One thing to note about the HKIS ICL standards is that they are the same as the school’s academic student learning results. This makes sense in that shouldn’t the skills for 21st-century learning naturally be what all our teachers are building a portion of their lessons around? Much of our teaching involves skills, and we want to teach about ones in the present century, correct?

On a side note, Kim has a very interesting job title. Looking back at my previous posts on job titles, I like the one she is using. However, as I just mentioned, ICL standards should be a part of the school’s student learning outcomes. Is there a need to designate a learning support teacher working towards those outcomes with “21st century” or “technologist” as part of the job title? 

Well, as I concluded in my post, we need to use those terms for the time being until ICL becomes integrated into a school’s learning systems.

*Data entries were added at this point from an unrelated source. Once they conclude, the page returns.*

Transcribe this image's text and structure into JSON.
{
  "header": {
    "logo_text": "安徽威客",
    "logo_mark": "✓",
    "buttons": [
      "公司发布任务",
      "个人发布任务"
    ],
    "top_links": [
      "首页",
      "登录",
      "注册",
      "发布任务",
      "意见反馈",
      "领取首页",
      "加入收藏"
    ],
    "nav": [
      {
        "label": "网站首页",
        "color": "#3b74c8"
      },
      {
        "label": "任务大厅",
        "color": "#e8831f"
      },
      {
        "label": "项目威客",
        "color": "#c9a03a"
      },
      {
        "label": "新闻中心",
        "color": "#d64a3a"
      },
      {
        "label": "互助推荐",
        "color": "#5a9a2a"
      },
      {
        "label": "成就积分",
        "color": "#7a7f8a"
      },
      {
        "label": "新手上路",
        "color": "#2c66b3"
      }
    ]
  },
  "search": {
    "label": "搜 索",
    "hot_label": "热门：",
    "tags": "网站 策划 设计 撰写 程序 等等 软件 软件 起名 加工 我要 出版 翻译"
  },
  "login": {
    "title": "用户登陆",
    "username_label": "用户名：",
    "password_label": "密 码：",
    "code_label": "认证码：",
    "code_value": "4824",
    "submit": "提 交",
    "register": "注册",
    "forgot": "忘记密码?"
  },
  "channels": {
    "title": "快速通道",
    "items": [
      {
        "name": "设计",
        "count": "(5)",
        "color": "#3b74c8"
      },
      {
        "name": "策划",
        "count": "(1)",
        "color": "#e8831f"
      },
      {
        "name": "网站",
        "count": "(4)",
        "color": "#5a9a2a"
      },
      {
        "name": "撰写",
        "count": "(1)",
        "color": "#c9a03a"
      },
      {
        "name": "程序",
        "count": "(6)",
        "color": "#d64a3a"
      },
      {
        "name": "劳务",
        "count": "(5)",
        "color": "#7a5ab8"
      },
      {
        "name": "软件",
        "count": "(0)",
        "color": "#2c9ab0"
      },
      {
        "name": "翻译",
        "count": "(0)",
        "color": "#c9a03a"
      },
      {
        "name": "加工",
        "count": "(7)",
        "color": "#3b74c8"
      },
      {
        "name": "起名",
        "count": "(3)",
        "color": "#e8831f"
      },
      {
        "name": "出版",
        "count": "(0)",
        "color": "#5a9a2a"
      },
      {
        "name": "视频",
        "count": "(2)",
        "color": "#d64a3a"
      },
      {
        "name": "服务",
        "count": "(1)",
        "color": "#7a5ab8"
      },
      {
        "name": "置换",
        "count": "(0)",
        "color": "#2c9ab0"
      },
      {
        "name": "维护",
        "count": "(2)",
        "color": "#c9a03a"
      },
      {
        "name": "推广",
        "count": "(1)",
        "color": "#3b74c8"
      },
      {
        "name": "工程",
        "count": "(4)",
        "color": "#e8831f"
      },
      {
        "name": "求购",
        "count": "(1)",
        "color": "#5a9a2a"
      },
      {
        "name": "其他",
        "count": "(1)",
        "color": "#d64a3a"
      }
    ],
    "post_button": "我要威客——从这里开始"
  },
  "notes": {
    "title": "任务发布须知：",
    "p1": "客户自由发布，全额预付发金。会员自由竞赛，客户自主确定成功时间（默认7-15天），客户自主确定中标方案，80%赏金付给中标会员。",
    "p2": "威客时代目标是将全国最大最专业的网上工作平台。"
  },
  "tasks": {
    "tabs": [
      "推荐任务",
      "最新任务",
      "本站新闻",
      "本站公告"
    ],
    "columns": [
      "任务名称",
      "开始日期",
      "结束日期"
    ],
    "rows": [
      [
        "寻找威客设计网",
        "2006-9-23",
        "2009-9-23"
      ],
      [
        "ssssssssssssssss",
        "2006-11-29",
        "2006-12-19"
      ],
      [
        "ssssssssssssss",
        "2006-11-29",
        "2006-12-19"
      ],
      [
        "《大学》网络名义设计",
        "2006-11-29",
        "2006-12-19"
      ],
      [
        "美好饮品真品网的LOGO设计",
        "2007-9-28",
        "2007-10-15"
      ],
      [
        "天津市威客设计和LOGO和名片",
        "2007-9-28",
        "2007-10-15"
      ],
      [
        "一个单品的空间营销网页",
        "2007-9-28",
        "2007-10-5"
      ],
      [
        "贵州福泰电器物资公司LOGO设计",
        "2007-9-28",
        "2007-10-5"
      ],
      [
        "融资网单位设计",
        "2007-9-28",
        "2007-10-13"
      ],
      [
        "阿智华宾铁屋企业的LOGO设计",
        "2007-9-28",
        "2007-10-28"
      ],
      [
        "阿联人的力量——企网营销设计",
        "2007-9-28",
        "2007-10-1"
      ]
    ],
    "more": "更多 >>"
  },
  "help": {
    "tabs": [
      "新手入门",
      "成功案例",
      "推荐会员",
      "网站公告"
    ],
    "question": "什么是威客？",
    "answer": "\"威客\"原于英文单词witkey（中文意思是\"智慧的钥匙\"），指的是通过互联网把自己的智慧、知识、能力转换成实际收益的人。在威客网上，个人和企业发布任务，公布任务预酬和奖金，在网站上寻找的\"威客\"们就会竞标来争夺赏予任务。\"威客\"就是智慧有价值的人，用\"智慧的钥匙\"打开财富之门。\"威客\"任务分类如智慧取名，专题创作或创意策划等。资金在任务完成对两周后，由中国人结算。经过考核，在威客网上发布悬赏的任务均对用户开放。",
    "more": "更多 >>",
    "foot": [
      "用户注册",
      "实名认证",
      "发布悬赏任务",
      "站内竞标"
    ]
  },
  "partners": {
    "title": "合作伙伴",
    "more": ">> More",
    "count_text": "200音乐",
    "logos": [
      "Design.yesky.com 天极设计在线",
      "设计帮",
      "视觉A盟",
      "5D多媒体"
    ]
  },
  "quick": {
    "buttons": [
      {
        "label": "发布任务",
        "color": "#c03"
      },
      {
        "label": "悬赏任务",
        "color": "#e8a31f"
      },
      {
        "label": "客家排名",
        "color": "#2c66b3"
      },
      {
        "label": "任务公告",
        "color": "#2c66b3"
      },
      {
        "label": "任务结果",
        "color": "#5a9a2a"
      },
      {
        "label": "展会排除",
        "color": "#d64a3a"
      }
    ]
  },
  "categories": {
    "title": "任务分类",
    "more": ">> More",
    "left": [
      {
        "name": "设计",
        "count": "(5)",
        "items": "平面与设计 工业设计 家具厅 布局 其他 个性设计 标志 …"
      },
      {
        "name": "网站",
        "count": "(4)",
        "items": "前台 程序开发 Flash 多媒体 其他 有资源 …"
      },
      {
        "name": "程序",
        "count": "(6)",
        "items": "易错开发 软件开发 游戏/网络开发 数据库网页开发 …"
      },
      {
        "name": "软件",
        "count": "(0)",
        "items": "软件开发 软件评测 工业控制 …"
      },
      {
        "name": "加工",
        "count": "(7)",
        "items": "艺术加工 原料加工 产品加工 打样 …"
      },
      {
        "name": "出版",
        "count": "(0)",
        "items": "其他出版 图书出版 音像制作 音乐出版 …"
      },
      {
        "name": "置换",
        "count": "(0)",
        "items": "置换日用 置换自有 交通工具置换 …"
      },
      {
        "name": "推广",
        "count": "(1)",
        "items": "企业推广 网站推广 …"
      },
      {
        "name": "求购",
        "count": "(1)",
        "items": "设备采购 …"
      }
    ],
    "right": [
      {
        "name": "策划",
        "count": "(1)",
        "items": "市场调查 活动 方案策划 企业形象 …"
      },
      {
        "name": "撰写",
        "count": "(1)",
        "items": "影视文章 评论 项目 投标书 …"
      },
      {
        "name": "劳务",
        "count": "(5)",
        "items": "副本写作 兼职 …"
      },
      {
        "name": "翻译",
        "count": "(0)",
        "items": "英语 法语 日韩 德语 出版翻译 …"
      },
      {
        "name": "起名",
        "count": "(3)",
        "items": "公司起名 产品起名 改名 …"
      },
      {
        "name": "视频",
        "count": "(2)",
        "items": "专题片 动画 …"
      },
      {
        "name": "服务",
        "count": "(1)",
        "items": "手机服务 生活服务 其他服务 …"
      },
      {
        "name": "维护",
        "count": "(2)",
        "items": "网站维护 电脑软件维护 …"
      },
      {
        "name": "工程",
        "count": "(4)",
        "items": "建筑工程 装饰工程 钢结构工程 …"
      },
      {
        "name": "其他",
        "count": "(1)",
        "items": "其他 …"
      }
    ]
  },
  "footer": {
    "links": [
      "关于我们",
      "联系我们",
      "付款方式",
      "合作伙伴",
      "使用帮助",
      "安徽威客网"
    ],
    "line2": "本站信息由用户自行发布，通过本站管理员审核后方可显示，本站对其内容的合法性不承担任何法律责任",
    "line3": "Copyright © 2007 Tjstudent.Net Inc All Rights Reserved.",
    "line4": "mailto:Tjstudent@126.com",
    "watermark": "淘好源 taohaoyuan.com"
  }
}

One day, folks like Kim and I might just be called “learning specialists/coaches” collaborating to design a differentiated curriculum focused on reaching the school’s academic student learning outcomes, which naturally contain the ICL outcomes.

Getting Started

I spent the past five years sharing and celebrating the best practices and teaching strategies at my school (HKIS) via a regular Web page as my blog. It is time to move to a more 2.0 tool working with Edublogs to share a few ideas!